Un milione in più di costi per i musei porta orari ridotti e biglietti più cari   

Sale la spesa prevista dal nuovo bando per la sorveglianza. E arriva in commissione il tema delle cooperative in appalto

TRIESTE. Il nuovo appalto per la sorveglianza dei musei costerà un milione in più al Comune. I soldi dovranno essere ricavati dalle casse dell’assessorato alla Cultura, e ciò porterà a un aumento nel costo dei biglietti dei musei più visitati e a una riduzione degli orari di apertura. Il tutto mentre esplode il dibattito sul futuro dei dipendenti delle cooperative in appalto ai servizi sospesi causa coronavirus, addetti museali compresi.

Sono i punti della commissione congiunta II-IV sul bilancio di ieri. L’assessore alla Cultura Giorgio Rossi ne ha dato l’annuncio ai commissari: «La nuova gara sulla sorveglianza museale, per motivi tecnici, costerà un milione in più rispetto alla precedente. Di fronte a questa esigenza, l’assessorato al Bilancio (del vicesindaco Paolo Polidori, ndr) ci ha invitati a far fronte trovando i fondi all’interno del nostro budget».

Ci saranno quindi revisioni degli orari e dei costi dei biglietti: «Abbiamo abbassato il prezzo per alcune strutture meno visitate, come il Museo di storia naturale o il De Henriquez, che magari chiuderanno un paio d’ore prima. Ma le strutture più visitate avranno moderati aumenti di prezzo. Ad esempio il castello di San Giusto, che l’anno scorso ha avuto 130 mila visitatori, con un solo euro in più potrebbe dare un aiuto importante».

Diversi consiglieri hanno chiesto chiarimenti sul perché di un aumento tanto rilevante in termini di costi. Fra questi Paolo Menis ed Elena Danielis del M5s: «Chiedo una relazione dettagliata sulle ragioni tecniche della differenza», ha detto Menis. Così Antonella Grim di Italia viva: «Anch’io vorrei capire da cosa deriva il milione in più. Inoltre vorrei capire come state gestendo la questione delle cooperative dei servizi sospesi per il virus. Comprendo che c’è una mancata prestazione, ma vorrei sapere come si pone l’amministrazione».
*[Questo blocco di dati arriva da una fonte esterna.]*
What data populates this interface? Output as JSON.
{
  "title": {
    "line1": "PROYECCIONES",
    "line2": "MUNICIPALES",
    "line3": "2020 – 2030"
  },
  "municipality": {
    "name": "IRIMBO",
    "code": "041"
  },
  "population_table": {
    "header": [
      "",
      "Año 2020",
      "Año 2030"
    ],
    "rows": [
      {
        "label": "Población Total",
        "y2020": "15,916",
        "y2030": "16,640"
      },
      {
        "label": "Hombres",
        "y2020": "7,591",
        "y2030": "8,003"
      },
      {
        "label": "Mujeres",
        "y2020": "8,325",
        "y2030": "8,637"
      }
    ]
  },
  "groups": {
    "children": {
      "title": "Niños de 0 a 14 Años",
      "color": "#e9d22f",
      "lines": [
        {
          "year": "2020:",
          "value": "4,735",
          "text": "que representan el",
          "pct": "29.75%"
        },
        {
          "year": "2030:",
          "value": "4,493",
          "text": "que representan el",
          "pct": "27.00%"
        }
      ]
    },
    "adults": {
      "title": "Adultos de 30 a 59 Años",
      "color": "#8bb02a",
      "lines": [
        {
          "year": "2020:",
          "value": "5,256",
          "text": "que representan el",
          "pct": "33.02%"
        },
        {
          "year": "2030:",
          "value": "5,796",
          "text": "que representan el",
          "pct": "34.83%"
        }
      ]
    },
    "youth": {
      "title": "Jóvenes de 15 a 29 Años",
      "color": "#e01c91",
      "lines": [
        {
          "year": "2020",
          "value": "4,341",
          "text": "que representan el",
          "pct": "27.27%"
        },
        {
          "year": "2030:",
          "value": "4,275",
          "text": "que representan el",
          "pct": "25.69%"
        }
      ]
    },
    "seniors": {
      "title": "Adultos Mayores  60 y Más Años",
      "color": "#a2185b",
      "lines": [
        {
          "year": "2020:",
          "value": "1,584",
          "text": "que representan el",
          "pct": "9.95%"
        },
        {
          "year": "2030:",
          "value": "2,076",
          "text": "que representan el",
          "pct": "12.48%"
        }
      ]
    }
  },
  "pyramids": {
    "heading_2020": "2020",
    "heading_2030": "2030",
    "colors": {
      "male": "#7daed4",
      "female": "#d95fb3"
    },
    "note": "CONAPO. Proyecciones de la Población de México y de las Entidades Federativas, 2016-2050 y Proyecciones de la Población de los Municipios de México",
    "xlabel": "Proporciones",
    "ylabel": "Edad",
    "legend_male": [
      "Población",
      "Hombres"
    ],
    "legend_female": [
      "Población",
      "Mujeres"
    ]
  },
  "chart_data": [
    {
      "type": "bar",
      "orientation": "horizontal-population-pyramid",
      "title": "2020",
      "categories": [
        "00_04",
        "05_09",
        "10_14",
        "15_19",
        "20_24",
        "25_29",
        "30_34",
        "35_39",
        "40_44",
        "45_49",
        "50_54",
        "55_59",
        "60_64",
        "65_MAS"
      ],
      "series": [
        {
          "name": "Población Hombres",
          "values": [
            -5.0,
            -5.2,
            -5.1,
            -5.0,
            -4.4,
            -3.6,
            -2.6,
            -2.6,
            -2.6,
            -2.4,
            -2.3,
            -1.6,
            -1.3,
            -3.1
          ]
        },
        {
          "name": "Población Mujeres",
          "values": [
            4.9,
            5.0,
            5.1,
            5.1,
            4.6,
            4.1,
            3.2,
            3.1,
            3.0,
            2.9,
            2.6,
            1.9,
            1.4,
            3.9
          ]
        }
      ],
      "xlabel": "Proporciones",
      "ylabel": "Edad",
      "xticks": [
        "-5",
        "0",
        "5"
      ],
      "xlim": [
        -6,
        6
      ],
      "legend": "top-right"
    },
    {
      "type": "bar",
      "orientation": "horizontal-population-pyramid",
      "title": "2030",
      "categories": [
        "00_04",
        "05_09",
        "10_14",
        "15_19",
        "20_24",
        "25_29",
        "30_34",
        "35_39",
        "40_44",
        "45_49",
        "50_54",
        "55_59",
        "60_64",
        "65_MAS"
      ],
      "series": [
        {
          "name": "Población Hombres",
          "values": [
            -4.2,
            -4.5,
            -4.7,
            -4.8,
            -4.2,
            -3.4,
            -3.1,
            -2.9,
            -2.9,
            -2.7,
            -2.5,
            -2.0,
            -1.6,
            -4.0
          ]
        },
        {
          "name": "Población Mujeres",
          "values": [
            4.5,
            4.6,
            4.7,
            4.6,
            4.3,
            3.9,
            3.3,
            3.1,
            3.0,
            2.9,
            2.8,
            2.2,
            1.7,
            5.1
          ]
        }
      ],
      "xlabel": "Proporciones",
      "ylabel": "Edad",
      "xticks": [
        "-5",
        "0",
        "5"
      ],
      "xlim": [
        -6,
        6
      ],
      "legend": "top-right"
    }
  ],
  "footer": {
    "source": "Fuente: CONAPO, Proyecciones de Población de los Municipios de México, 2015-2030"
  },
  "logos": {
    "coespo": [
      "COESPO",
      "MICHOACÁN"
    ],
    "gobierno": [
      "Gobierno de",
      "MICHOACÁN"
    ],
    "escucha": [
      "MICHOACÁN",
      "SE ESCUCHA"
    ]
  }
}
Lo stesso tema è emerso anche durante la relazione dell’assessore all’Istruzione Angela Brandi. Anche in quel settore, infatti, ci sono servizi come mense e asili nido che si trovano nella medesima situazione. Nelle settimane scorse l’assessorato regionale al Lavoro aveva presentato una proposta, poi approvata dal Consiglio, per conferire in ogni caso ai Comuni la parte di fondi che l’ente regionale stanzia per l’abbattimento delle rette.

Ciononostante ai lavoratori cooperativi lo stipendio non arriva. Brandi ha commentato: «A fronte di un servizio non reso, anche se la causa è la pandemia, la legge ci impedisce di corrispondere i pagamenti. Se l’avessimo fatto saremmo incorsi in un danno erariale». L’assessore ha detto quindi di star valutando la possibilità delle attività didattiche a distanza, previste da uno degli ultimi decreti legge, per dare accesso a parte dei fondi anche a gestori privati: «Grazie a quello strumento alcuni pagamenti potrebbero essere fatti. Siamo coscienti del problema e ci impegniamo a risolverlo. Ci vorranno risorse ma non abbiamo intenzione di lasciar solo nessuno».

Secondo una stima di Confcooperative il problema interessa circa 500 lavoratori solo nel territorio triestino, afferenti a diverse aree di servizi comunali. Racconta una lavoratrice della cooperativa La Fortezza che preferisce rimanere anonima: «Noi siamo senza stipendio addirittura da gennaio, poiché il Comune ha sospeso i pagamenti a seguito di una verifica di regolarità contributiva a carico del datore di lavoro. La maggior parte di noi è a zero ore. Ci appelliamo al Comune perché intervenga a risolvere la situazione».